FDA Advisers Disagree on Avandia

NEW YORK, July 13 (UPI) — U.S. government scientific advisers disagreed Tuesday on whether the diabetes drug Avandia should be removed from the market, officials said.

At the first day of a two-day meeting of the 22 scientific advisers in Gaithersburg, Md., Thomas A. Marciniak of the U.S. Food and Drug Administration presented a critique of a GlaxoSmithKline sponsored study that provided the best evidence of the drug’s safety, but Marciniak said the drug company excluded data that indicated the drug increased heart risk, The Washington Post reported.

Kate Gelperin, also an FDA scientist, presented an analysis that Avandia increased the risk for heart attacks, heart failure and death.

FDA researcher Ellis F. Unger challenged Marciniak’s interpretation of how the data were selected and agreed with the company’s analysis that the drug was safe. Murray Stewart, of GlaxoSmithKline, said other studies had found no increased cardiac risks, the Post said.

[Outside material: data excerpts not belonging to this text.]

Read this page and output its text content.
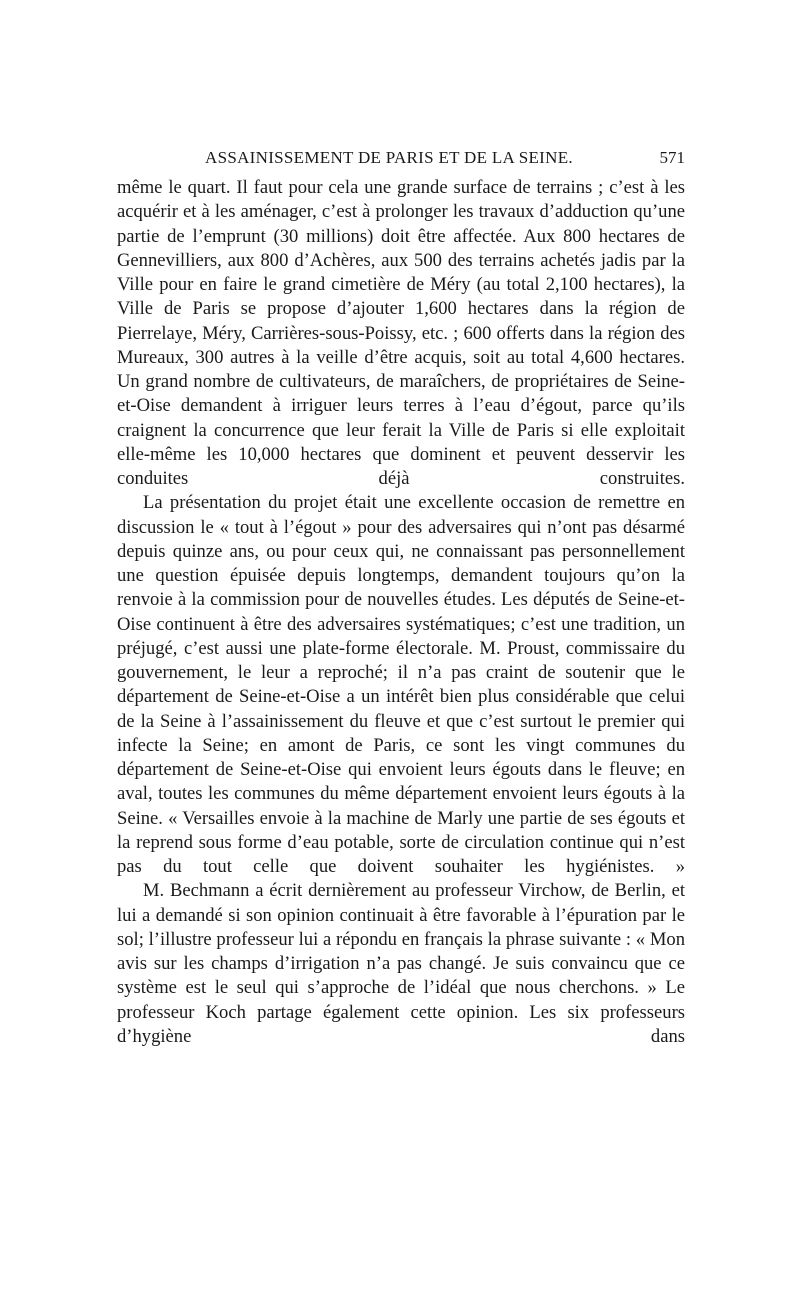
ASSAINISSEMENT DE PARIS ET DE LA SEINE.	571

même le quart. Il faut pour cela une grande surface de terrains ; c’est à les acquérir et à les aménager, c’est à prolonger les travaux d’adduction qu’une partie de l’emprunt (30 millions) doit être affectée. Aux 800 hectares de Gennevilliers, aux 800 d’Achères, aux 500 des terrains achetés jadis par la Ville pour en faire le grand cimetière de Méry (au total 2,100 hectares), la Ville de Paris se propose d’ajouter 1,600 hectares dans la région de Pierrelaye, Méry, Carrières-sous-Poissy, etc. ; 600 offerts dans la région des Mureaux, 300 autres à la veille d’être acquis, soit au total 4,600 hectares. Un grand nombre de cultivateurs, de maraîchers, de propriétaires de Seine-et-Oise demandent à irriguer leurs terres à l’eau d’égout, parce qu’ils craignent la concurrence que leur ferait la Ville de Paris si elle exploitait elle-même les 10,000 hectares que dominent et peuvent desservir les conduites déjà construites.

La présentation du projet était une excellente occasion de remettre en discussion le « tout à l’égout » pour des adversaires qui n’ont pas désarmé depuis quinze ans, ou pour ceux qui, ne connaissant pas personnellement une question épuisée depuis longtemps, demandent toujours qu’on la renvoie à la commission pour de nouvelles études. Les députés de Seine-et-Oise continuent à être des adversaires systématiques; c’est une tradition, un préjugé, c’est aussi une plate-forme électorale. M. Proust, commissaire du gouvernement, le leur a reproché; il n’a pas craint de soutenir que le département de Seine-et-Oise a un intérêt bien plus considérable que celui de la Seine à l’assainissement du fleuve et que c’est surtout le premier qui infecte la Seine; en amont de Paris, ce sont les vingt communes du département de Seine-et-Oise qui envoient leurs égouts dans le fleuve; en aval, toutes les communes du même département envoient leurs égouts à la Seine. « Versailles envoie à la machine de Marly une partie de ses égouts et la reprend sous forme d’eau potable, sorte de circulation continue qui n’est pas du tout celle que doivent souhaiter les hygiénistes. »

M. Bechmann a écrit dernièrement au professeur Virchow, de Berlin, et lui a demandé si son opinion continuait à être favorable à l’épuration par le sol; l’illustre professeur lui a répondu en français la phrase suivante : « Mon avis sur les champs d’irrigation n’a pas changé. Je suis convaincu que ce système est le seul qui s’approche de l’idéal que nous cherchons. » Le professeur Koch partage également cette opinion. Les six professeurs d’hygiène dans
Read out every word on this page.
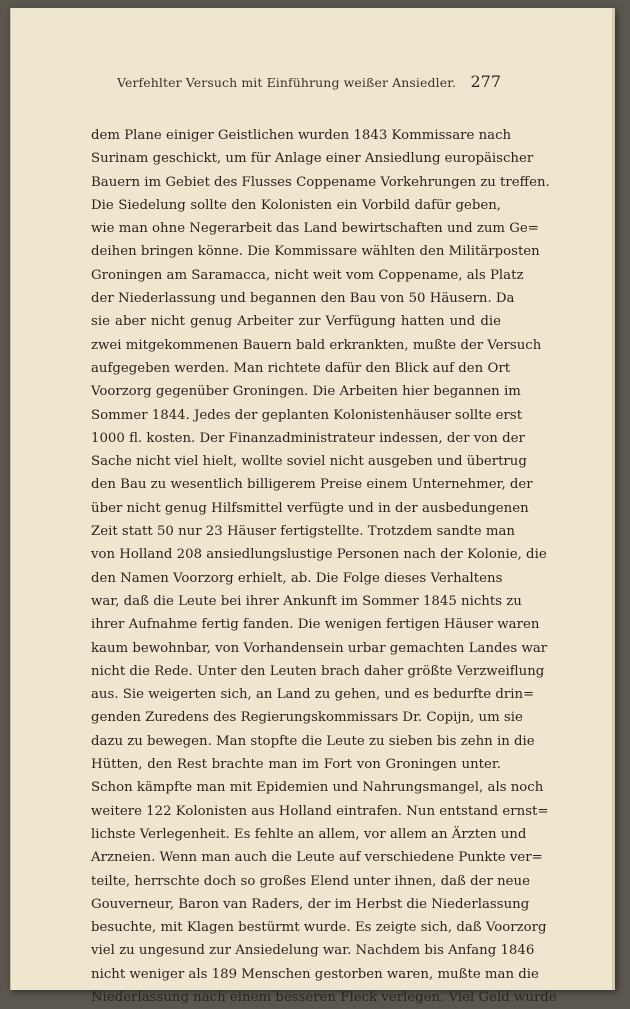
Verfehlter Versuch mit Einführung weißer Ansiedler. 277
dem Plane einiger Geistlichen wurden 1843 Kommissare nach
Surinam geschickt, um für Anlage einer Ansiedlung europäischer
Bauern im Gebiet des Flusses Coppename Vorkehrungen zu treffen.
Die Siedelung sollte den Kolonisten ein Vorbild dafür geben,
wie man ohne Negerarbeit das Land bewirtschaften und zum Ge=
deihen bringen könne. Die Kommissare wählten den Militärposten
Groningen am Saramacca, nicht weit vom Coppename, als Platz
der Niederlassung und begannen den Bau von 50 Häusern. Da
sie aber nicht genug Arbeiter zur Verfügung hatten und die
zwei mitgekommenen Bauern bald erkrankten, mußte der Versuch
aufgegeben werden. Man richtete dafür den Blick auf den Ort
Voorzorg gegenüber Groningen. Die Arbeiten hier begannen im
Sommer 1844. Jedes der geplanten Kolonistenhäuser sollte erst
1000 fl. kosten. Der Finanzadministrateur indessen, der von der
Sache nicht viel hielt, wollte soviel nicht ausgeben und übertrug
den Bau zu wesentlich billigerem Preise einem Unternehmer, der
über nicht genug Hilfsmittel verfügte und in der ausbedungenen
Zeit statt 50 nur 23 Häuser fertigstellte. Trotzdem sandte man
von Holland 208 ansiedlungslustige Personen nach der Kolonie, die
den Namen Voorzorg erhielt, ab. Die Folge dieses Verhaltens
war, daß die Leute bei ihrer Ankunft im Sommer 1845 nichts zu
ihrer Aufnahme fertig fanden. Die wenigen fertigen Häuser waren
kaum bewohnbar, von Vorhandensein urbar gemachten Landes war
nicht die Rede. Unter den Leuten brach daher größte Verzweiflung
aus. Sie weigerten sich, an Land zu gehen, und es bedurfte drin=
genden Zuredens des Regierungskommissars Dr. Copijn, um sie
dazu zu bewegen. Man stopfte die Leute zu sieben bis zehn in die
Hütten, den Rest brachte man im Fort von Groningen unter.
Schon kämpfte man mit Epidemien und Nahrungsmangel, als noch
weitere 122 Kolonisten aus Holland eintrafen. Nun entstand ernst=
lichste Verlegenheit. Es fehlte an allem, vor allem an Ärzten und
Arzneien. Wenn man auch die Leute auf verschiedene Punkte ver=
teilte, herrschte doch so großes Elend unter ihnen, daß der neue
Gouverneur, Baron van Raders, der im Herbst die Niederlassung
besuchte, mit Klagen bestürmt wurde. Es zeigte sich, daß Voorzorg
viel zu ungesund zur Ansiedelung war. Nachdem bis Anfang 1846
nicht weniger als 189 Menschen gestorben waren, mußte man die
Niederlassung nach einem besseren Fleck verlegen. Viel Geld wurde
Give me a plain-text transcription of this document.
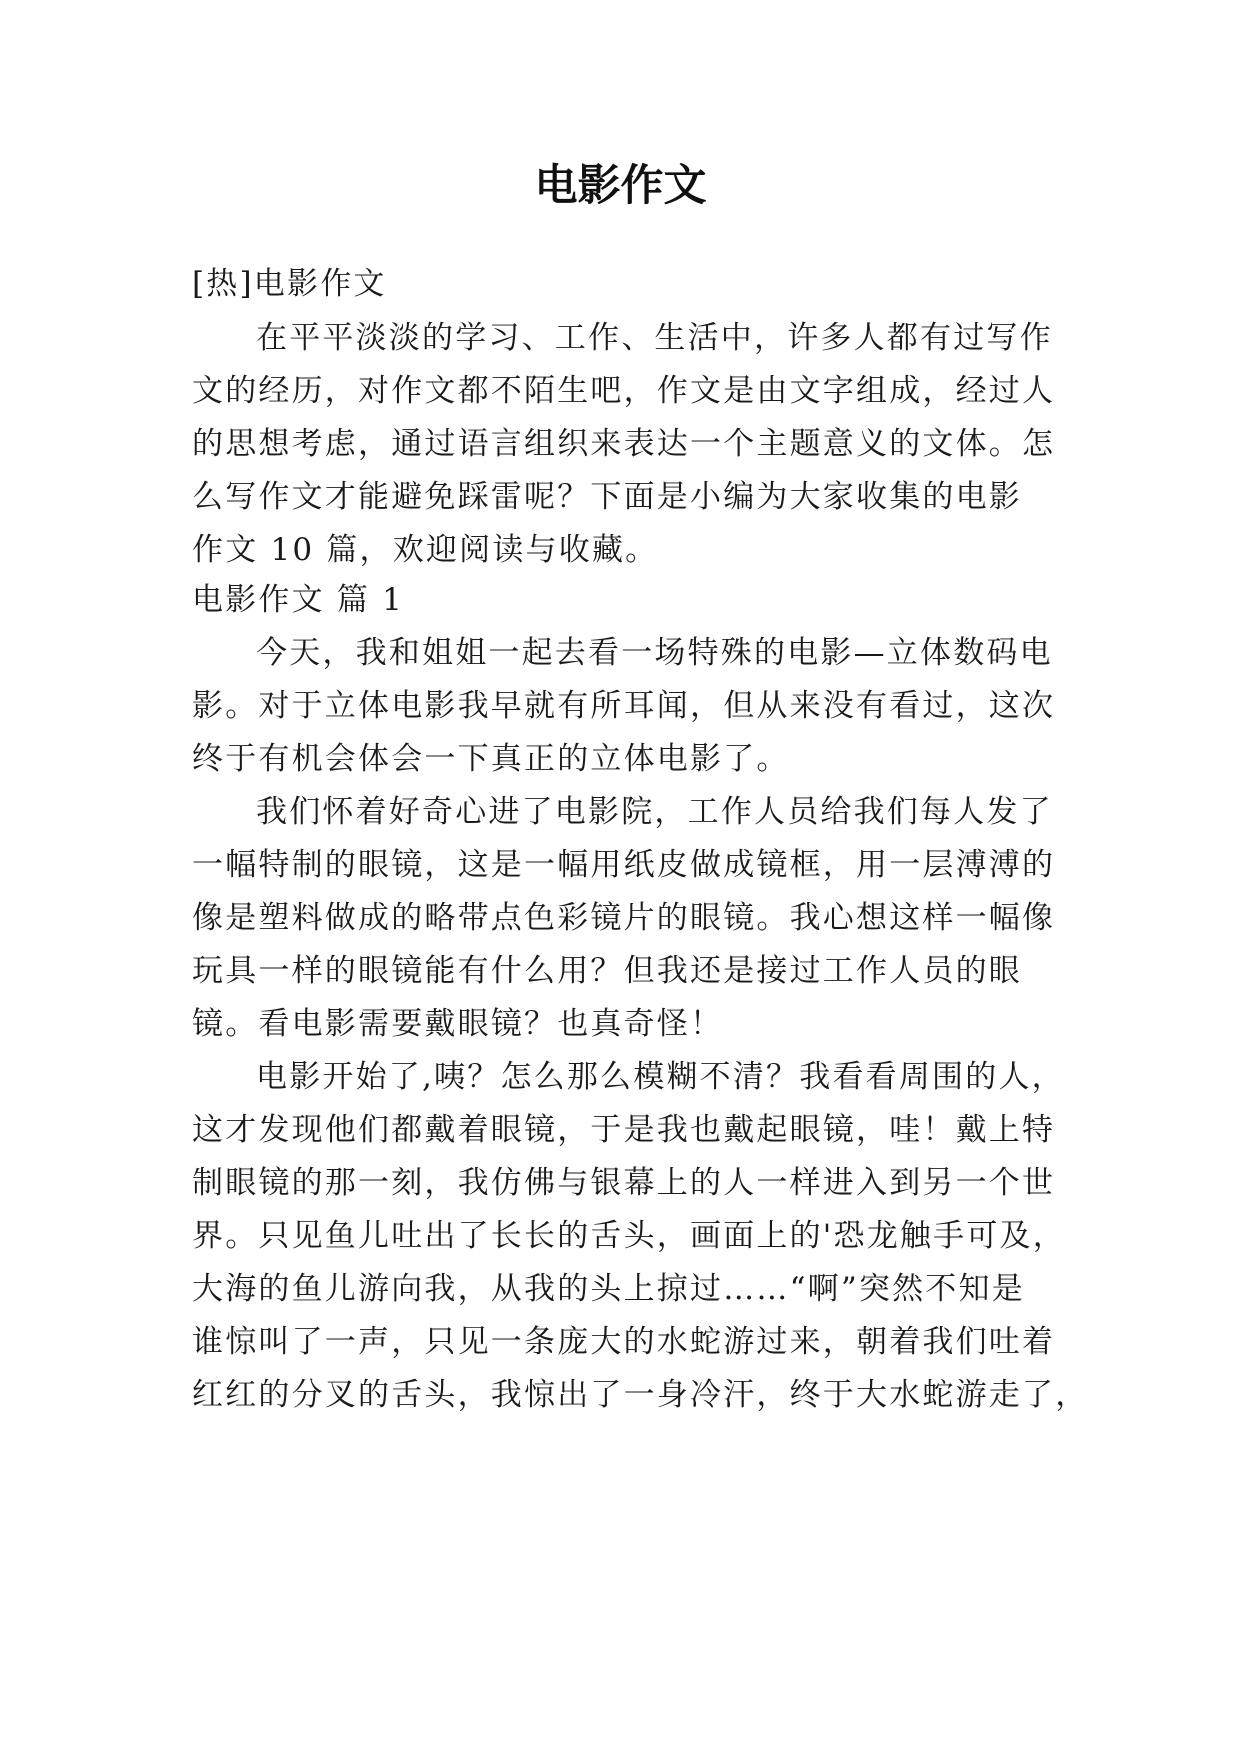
电影作文

[热]电影作文

在平平淡淡的学习、工作、生活中，许多人都有过写作

文的经历，对作文都不陌生吧，作文是由文字组成，经过人

的思想考虑，通过语言组织来表达一个主题意义的文体。怎

么写作文才能避免踩雷呢？下面是小编为大家收集的电影

作文 10 篇，欢迎阅读与收藏。

电影作文 篇 1

今天，我和姐姐一起去看一场特殊的电影—立体数码电

影。对于立体电影我早就有所耳闻，但从来没有看过，这次

终于有机会体会一下真正的立体电影了。

我们怀着好奇心进了电影院，工作人员给我们每人发了

一幅特制的眼镜，这是一幅用纸皮做成镜框，用一层溥溥的

像是塑料做成的略带点色彩镜片的眼镜。我心想这样一幅像

玩具一样的眼镜能有什么用？但我还是接过工作人员的眼

镜。看电影需要戴眼镜？也真奇怪！

电影开始了,咦？怎么那么模糊不清？我看看周围的人，

这才发现他们都戴着眼镜，于是我也戴起眼镜，哇！戴上特

制眼镜的那一刻，我仿佛与银幕上的人一样进入到另一个世

界。只见鱼儿吐出了长长的舌头，画面上的'恐龙触手可及，

大海的鱼儿游向我，从我的头上掠过……“啊”突然不知是

谁惊叫了一声，只见一条庞大的水蛇游过来，朝着我们吐着

红红的分叉的舌头，我惊出了一身冷汗，终于大水蛇游走了，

After its FDA approval in 1999, Avandia became the world’s most popular drug to treat type 2 diabetes. In 2007, a Cleveland Clinic study indicated the drug significantly increased the risk for cardiovascular problems.

GlaxoSmithKline, when it was known as SmithKline Beecham, tried to cover up test results on the diabetes drug Avandia, The New York Times reported.

Citing documents including sealed depositions, the newspaper said Tuesday the company spent 11 years trying to keep under wraps the results of a 1999 study comparing Avandia to Actos, a competing drug made by Takeda. The study found Avandia was no more effective than Actos and that, by some indications, Avandia might pose a greater risk of heart problems, the Times reported.